A waning lamp sits on a corner table, the time on the small clock is wrong and it’s aggravating. Shouldn’t a waiting room of all places keep correct time? A laminated wood coffee table is centrally located with magazines stacked too neatly. Who keeps them all so organized, so appealingly kept? Choosing a magazine is like a Rorschach test, wondering if others will judge the decision, if you can live with it yourself. The intellectual rigor of The Economist or the gossipy superficiality of People? The organizational practicality of Real Simple or the envy-inducing travelogues of Condé Nast? Maybe you’ll just scroll, head down on your phone, where you can maintain anonymity.

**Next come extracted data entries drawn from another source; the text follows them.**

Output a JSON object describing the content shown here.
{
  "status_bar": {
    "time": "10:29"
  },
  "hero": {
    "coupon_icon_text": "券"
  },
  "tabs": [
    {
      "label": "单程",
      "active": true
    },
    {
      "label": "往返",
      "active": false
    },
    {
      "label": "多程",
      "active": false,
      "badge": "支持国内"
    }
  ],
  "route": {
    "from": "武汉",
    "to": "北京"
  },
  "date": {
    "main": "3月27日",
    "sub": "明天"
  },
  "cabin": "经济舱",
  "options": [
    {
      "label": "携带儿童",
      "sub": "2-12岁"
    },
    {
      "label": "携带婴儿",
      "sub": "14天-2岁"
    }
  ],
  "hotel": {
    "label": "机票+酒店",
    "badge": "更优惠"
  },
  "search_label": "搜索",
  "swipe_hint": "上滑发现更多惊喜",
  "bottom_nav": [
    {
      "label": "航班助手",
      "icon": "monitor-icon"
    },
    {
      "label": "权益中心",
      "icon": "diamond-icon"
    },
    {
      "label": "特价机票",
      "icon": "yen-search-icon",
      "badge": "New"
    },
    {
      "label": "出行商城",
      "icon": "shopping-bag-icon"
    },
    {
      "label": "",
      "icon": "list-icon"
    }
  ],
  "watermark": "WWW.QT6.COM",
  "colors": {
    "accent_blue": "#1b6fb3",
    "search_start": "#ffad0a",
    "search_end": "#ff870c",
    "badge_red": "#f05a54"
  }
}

You sit too straight backed on the worn leather couch, waiting. You should slouch back, relax. It’s increasingly challenging to sit in silence, in stillness, in this incessantly rushing world. You distractedly peek out of the corner of your eye. The wide leaves of the adjacent plant are drooping, yearning for a drink of water, clearly neglected. It makes you wonder at the reliability of this place; shouldn’t plants be tended to just as people are? You guiltily realize, your own office plants are just as wanting. 

Someone opens the door, a stocky middle-aged man. You don’t look at him directly but glance up through your lashes just a moment, long enough to take him in. He’s calculating, surveying the room, deciding if he should grab tea, a magazine, where he should sit. He falters, then grabs a Time magazine. You try not to judge, but you do. He must be serious. But when he sits down, he takes out his phone, scrolling through intently, waiting for his turn.